Nos principales craintes, pour le moment, ne portent pas sur la détérioration des milieux écologiques mais sur une crue de nos fleuves. La montée des eaux actuelle exerce un impact direct sur la vie des habitants, notamment du Maroni et d'une partie de l'Oyapock. Les populations qui se sont installées sur les berges de Maroni utilisent ce fleuve pour toutes leurs activités quotidiennes, y puisant de l'eau, y faisant la vaisselle et y déposant même leurs déchets.

J'en appelle à la grande sagesse des autorités de l'État que j'ai interpellées, voici trois semaines, pour faire en sorte que les populations et leurs représentants légitimes, à savoir les maires, obtiennent gain de cause.

Au-delà des crues se pose le problème des autres formes de pollution, notamment au mercure, qui se répand encore plus vite dans les cours d'eau quand leur débit augmente.
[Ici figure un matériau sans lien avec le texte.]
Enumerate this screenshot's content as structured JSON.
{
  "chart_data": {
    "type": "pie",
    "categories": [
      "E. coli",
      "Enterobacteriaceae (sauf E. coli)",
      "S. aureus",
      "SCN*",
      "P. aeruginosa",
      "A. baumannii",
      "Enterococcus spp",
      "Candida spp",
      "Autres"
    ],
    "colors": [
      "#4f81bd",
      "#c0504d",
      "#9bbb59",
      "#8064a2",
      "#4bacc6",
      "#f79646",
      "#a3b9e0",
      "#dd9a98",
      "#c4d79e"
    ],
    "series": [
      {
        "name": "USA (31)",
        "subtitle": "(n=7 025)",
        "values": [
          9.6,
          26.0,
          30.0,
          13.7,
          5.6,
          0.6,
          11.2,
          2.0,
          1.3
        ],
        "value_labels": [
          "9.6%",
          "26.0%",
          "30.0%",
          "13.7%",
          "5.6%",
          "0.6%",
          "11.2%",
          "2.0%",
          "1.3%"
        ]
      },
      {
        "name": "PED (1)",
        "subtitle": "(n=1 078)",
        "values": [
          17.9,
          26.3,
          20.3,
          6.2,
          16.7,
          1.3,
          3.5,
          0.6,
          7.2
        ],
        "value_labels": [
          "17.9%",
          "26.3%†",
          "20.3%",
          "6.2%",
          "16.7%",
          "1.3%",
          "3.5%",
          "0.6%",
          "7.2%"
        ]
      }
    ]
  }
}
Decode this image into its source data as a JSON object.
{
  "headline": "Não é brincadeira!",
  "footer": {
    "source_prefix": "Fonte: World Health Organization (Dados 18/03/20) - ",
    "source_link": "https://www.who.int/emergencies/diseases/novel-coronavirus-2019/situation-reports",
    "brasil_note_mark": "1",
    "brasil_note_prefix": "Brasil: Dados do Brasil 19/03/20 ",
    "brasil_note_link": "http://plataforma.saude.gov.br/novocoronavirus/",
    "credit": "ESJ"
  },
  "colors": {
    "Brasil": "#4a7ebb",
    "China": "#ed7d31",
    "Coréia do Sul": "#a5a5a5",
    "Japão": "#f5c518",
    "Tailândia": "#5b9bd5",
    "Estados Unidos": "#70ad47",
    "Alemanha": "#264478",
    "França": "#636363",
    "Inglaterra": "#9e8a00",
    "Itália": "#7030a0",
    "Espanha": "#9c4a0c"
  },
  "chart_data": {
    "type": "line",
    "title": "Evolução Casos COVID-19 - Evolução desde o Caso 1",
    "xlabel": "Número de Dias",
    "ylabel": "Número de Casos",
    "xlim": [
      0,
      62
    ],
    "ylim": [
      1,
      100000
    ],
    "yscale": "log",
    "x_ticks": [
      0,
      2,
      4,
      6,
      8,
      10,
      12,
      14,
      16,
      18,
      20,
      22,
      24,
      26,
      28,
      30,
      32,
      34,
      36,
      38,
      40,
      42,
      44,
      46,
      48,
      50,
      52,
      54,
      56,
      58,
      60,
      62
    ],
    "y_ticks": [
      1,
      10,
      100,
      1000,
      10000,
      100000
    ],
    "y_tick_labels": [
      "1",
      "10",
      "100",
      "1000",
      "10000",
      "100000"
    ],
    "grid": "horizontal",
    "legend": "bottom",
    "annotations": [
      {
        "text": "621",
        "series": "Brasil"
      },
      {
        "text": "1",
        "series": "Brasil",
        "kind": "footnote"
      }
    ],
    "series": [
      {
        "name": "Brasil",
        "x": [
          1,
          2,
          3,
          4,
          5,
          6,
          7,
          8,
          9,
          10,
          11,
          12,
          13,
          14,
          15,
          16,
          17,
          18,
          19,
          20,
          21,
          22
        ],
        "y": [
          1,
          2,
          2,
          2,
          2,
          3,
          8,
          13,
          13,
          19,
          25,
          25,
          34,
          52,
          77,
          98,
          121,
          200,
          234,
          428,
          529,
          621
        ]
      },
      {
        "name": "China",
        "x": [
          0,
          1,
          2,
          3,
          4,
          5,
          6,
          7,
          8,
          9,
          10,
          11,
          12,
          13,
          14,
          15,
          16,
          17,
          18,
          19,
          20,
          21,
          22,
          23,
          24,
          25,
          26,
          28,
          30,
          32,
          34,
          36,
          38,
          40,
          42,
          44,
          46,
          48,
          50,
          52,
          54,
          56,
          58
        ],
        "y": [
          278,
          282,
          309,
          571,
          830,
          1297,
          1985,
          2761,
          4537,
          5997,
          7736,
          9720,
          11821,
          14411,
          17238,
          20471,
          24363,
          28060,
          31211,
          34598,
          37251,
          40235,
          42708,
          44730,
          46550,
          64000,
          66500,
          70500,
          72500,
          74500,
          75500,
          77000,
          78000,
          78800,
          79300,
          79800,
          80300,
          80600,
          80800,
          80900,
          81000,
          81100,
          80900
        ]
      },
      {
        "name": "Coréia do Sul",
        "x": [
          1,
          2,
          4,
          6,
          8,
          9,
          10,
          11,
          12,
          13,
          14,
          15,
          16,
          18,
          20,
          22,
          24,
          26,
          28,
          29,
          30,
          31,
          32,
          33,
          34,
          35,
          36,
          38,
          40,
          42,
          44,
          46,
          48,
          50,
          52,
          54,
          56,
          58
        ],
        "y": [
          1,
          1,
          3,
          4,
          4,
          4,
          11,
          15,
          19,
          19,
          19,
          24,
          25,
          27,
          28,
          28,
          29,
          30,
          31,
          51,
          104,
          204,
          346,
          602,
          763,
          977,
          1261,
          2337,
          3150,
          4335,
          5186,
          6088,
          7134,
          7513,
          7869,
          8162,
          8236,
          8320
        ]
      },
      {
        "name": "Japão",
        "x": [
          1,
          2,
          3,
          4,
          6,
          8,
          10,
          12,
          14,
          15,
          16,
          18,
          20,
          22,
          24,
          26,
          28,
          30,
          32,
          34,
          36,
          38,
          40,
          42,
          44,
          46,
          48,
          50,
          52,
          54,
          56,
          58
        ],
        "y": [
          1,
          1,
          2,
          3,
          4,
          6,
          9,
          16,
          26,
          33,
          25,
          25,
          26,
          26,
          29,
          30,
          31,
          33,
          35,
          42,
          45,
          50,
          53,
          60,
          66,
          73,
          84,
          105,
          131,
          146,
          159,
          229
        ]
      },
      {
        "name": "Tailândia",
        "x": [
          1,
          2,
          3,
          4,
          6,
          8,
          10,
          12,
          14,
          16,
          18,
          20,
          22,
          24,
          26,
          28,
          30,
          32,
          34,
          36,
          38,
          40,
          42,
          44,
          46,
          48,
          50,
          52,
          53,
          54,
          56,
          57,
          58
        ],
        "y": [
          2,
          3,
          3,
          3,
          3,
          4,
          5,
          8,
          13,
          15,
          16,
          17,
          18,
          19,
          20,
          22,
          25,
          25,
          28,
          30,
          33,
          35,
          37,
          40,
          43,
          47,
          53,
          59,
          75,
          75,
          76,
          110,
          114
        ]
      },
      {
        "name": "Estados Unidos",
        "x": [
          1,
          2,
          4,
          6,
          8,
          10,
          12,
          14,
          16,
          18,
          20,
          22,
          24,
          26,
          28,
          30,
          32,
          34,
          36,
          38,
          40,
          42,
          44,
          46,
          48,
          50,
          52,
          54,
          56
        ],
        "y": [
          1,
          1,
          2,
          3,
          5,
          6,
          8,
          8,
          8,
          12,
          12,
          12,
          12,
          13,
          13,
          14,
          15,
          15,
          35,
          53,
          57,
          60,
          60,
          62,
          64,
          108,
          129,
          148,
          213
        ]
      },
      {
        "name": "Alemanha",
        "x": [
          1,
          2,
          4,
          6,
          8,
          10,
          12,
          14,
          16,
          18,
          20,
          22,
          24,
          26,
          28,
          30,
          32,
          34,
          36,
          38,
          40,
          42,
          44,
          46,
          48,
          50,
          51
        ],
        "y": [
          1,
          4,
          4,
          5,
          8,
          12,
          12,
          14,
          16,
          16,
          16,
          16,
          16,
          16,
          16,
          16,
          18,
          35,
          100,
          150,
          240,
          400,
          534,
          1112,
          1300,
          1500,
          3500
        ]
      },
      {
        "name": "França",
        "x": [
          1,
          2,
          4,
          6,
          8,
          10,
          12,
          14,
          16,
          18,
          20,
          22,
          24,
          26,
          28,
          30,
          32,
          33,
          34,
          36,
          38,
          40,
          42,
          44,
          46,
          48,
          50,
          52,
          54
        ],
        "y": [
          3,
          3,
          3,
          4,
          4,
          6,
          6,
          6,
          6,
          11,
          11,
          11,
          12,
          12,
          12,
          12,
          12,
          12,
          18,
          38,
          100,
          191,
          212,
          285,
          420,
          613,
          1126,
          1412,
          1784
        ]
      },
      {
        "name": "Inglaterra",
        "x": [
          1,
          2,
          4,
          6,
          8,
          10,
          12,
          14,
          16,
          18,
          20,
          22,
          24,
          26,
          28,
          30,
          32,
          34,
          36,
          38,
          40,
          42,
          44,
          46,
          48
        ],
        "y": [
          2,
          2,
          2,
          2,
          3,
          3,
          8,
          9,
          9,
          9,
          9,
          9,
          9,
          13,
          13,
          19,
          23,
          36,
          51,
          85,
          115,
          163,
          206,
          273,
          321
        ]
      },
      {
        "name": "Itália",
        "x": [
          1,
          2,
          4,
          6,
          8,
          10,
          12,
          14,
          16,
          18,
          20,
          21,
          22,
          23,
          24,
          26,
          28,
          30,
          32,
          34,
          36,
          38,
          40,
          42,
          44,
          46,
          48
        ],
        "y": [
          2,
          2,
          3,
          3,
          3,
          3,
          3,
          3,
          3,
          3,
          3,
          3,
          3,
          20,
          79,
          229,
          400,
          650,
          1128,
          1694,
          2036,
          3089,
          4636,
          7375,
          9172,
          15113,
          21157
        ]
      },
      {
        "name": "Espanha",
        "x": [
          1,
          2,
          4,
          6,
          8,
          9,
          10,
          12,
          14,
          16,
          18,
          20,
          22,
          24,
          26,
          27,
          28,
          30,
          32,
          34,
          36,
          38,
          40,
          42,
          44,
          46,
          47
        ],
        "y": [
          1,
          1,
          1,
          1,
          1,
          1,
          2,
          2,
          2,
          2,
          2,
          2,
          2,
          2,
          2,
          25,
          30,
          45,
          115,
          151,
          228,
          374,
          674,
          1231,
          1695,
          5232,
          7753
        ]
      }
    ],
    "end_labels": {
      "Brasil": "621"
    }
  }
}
S'il n'est pas possible d'en mesurer actuellement l'impact, il y a fort à parier que, d'ici quelques semaines, quand les fleuves auront regagné leur lit, nous constaterons une augmentation de la contamination par le mercure.

En somme, c'est une double peine qui frappe la Guyane. À une forte détérioration écologique des masses d'eau, due à l'orpaillage illégal, s'ajoutent les difficultés résultant des changements climatiques. Une situation d'urgence climatique s'impose au Nord-Est de l'Amérique du sud, à l'origine de problèmes sanitaires. D'ici quelques semaines, des maladies hydriques se déclareront sûrement dans notre département.

En conclusion, nous ne saurions envisager de politique publique durable et raisonnable en vue du développement de la Guyane sans prendre en compte la problématique de l'orpaillage illégal. À mon sens, il convient de l'éradiquer.

Outre l'état d'urgence sanitaire, il faudrait que le Président de la République déclare l'état d'urgence écologique dans notre département en lui consacrant les moyens nécessaires pour y restaurer notre souveraineté nationale.

La réunion se termine à seize heures cinquante-cinq.